En mijn visioen van een land van recht en vrede, waar niet langer het recht van de sterkste, maar het recht  van de zwakste zal gelden, is daardoor sterker dan ooit. 

Er zal pas sprake zijn van ‘een nieuwe aarde’, als daar de zwaksten aan hun recht komen.

Het zijn grote woorden, te groot voor mij, want de spanning tussen dat wat ik beleid en wat ik beleef, is vaak te groot voor mij.

Dit zijn jaren waarin momenten van hoop en wanhoop elkaar steeds weer afwisselen. 

Hoop op een spoedige terugkeer had ik, na het overlijden van Pietsje in 1788. 

Van enig medeleven bij de stadsregering was echter geen sprake.

Mocht ik willen terugkeren, dan beloofde men, een ‘plekje’ voor mij te reserveren in het Blokhuis! 

Hoop had ik ook toen er een amnestie werd afgekondigd. 

Groot was mijn teleurstelling toen ik daar niet voor in aanmerking kwam. 

En op mijn voorstel een nieuw planetarium te bouwen in ruil voor een veilige terugkeer ging men niet serieus in.  

De komst van de Pruisen in 1787 betekende hoop voor de Oranjes, maar wanhoop voor de Patriotten en de recente ontwikkelingen in Frankrijk betekenen dat de Patriotten hopen en de Prinsgezinden wanhopen.

Na alle ontberingen heb ik opnieuw hoop dat er een einde komt aan mijn ballingschap, maar grote zorgen heb ik ook over de toekomst en dat is de reden dat ik je nu schrijf.

Dat ‘het monster’ ook onszelf verscheurt, heb ik ervaren.

Van tijd tot tijd maakten gevoelens van verdriet, angst, maar ook van verbittering, haat en woede, zich van mij meester en zelfs gedachten over wraak, zijn mij niet vreemd, en daarin sta ik niet alleen, want honderden vluchtelingen hebben maar één doel: revanche. 

Ze willen het onrecht dat hen is aangedaan, vergelden. 

Uitspraken, als van de Amsterdamse magistraat Van Hogendorp, over de armen die als redeloze dieren leven, niet vatbaar zijn voor zedelijke en godsdienstige indrukken en een gevaar vormen voor het ‘agtbaarst gedeelte der natie’, werken als olie op het vuur. 

       De ‘Van Hogendorpen’ zijn bang, dat wat er nu in Frankrijk gebeurt, stimulerend kan werken. 

Ze begrijpen niet dat het gevaar dat zij vrezen een gevolg is van hun eigen hautaine houding, een houding waaruit ook de Franse revolutie is voortgekomen. 

Armoede alleen leidt niet rechtstreeks tot geweld, maar armoede die geen enkel uitzicht biedt, plus de ervaring door figuren als Van Hogendorp te worden vernederd en uitgesloten, leidt tot afkeer, wrok, haat en geweld; gevoelens die alleen kunnen worden ontkracht door hun voedingsbodem weg te nemen. Gebeurt dat niet, dan ontstaat begrip voor geweld. 

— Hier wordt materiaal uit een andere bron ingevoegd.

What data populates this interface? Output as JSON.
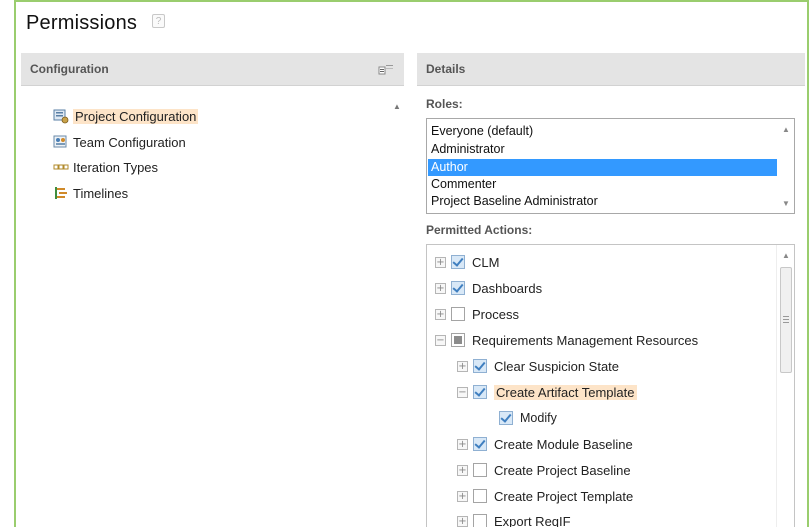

Bij sommigen leidt dat tot stilzwijgende instemming, bij anderen tot steun en het verschaffen van een schuilplaats, zoals vroeger bij ons thuis in Dronrijp. 

Het gesprek onder het ‘Hemelsplein’ van maart 1787 was een mislukking, maar achteraf heeft het toch nog iets waardevols opgeleverd.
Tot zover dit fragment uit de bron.